Recently, a research team led by Prof. CHEN Qing'an from the Dalian Institute of Chemical Physics (DICP) of the Chinese Academy of Sciences developed biomimetic prenylation and reverse-prenylation of indoles with isoprene. Their findings were published in Angew. Chem. Int. Ed..

Biomimetic prenylation and reverse-prenylation of indoles with isoprene. (Image by HU Yancheng) 

Prenylation and reverse-prenylation are ubiquitous processes common to almost all living organisms. These reactions incorporate prenyl and reverse-prenyl moieties into various natural products with promising biological properties (e.g. indole alkaloids).

Nature employs dimethylallyl pyrophosphate (DMAPP) and isopentenyl pyrophosphate (IPP) as starting materials for the biosynthesis of these molecules via enzyme catalysis. Besides, DMAPP and IPP are also precursors of isoprene emission in plants.
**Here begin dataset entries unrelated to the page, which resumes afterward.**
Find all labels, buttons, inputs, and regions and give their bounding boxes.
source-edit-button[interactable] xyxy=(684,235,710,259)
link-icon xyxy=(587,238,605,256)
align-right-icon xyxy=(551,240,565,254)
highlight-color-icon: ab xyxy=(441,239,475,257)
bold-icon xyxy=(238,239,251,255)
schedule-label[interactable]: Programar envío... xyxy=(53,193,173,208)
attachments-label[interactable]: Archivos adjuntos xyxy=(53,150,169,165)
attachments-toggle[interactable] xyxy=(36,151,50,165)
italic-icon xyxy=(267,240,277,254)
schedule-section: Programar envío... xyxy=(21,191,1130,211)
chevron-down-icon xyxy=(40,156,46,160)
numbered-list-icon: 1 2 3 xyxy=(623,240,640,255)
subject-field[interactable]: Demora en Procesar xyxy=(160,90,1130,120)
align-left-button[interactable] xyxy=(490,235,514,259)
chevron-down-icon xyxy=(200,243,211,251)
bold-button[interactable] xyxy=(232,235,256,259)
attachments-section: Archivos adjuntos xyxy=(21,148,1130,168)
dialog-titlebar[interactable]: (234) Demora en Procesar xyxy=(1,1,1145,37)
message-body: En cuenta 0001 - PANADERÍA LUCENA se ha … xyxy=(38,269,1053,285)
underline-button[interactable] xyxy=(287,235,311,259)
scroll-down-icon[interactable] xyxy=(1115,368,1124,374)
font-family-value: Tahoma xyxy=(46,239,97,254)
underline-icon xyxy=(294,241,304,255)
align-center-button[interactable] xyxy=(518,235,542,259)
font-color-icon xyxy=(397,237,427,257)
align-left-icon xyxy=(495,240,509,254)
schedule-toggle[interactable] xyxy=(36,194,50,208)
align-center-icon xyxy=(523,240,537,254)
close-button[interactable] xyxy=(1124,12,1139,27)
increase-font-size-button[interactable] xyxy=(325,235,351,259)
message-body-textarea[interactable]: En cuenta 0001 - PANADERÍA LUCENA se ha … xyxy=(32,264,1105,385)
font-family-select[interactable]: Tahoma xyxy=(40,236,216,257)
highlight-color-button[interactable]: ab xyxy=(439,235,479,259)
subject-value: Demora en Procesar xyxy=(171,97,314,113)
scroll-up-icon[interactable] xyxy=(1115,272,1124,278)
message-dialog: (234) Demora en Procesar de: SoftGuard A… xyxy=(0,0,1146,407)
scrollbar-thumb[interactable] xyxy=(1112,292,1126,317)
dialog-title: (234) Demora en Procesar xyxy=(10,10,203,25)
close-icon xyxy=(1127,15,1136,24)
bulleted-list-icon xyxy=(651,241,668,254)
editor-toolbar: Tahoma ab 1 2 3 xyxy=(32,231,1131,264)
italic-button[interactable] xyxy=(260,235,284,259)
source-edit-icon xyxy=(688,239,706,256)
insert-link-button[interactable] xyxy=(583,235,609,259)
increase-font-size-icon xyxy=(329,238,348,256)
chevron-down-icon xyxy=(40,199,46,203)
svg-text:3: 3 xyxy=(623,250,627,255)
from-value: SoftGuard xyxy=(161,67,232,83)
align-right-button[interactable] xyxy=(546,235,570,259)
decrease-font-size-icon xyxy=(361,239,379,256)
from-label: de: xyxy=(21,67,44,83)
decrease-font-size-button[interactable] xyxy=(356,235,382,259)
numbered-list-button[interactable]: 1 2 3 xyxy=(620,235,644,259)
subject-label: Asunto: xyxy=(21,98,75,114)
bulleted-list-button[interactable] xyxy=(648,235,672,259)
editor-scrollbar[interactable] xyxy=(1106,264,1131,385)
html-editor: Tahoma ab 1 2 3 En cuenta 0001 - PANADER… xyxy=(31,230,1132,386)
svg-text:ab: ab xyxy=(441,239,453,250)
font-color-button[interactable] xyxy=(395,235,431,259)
Intrigued by these biological processes, the researchers envisioned that isoprene may serve as a promising building block to install prenyl and reverse-prenyl groups on indoles via metal-hydride (M-H) catalysis.

This proposal was challenging, because the unbiased isoprene was difficult to form active metal π-allyl intermediate and the four alkenyl carbons of isoprene were electronically undifferentiated, resulting in six addition modes. Given indole also had three reactive sites (N, C2, C3), the reaction could theoretically generate 18 possible regioisomers.
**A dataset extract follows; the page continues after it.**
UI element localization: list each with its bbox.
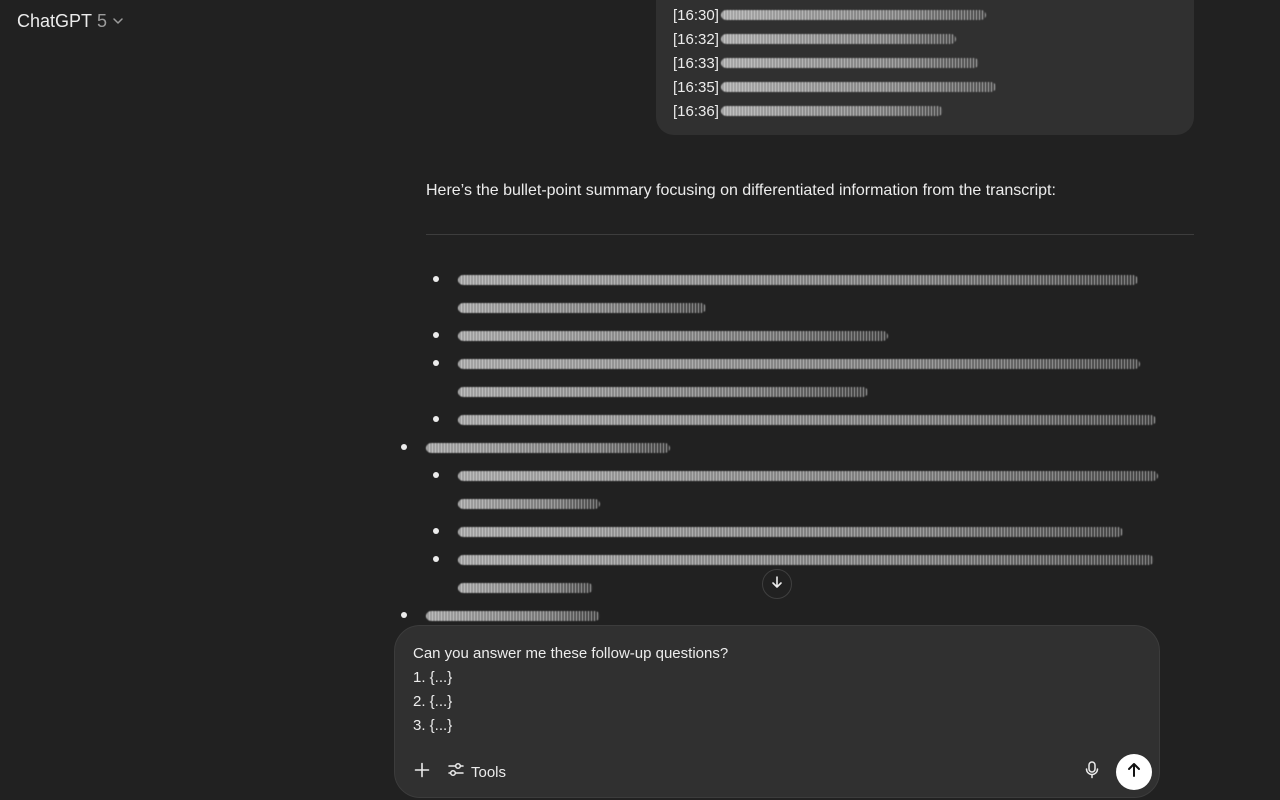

Therefore, the selective formation of C3 reverse-prenylated and prenylated indoles was a daunting task. This goal was realized by the choice of M-H. Reverse-prenylated indoles were attained with high selectivity using Rh–H. By switching to a Pd–H catalyst, selectivity toward prenylated indoles was achieved.

The research was supported by the National Natural Science Foundation of China.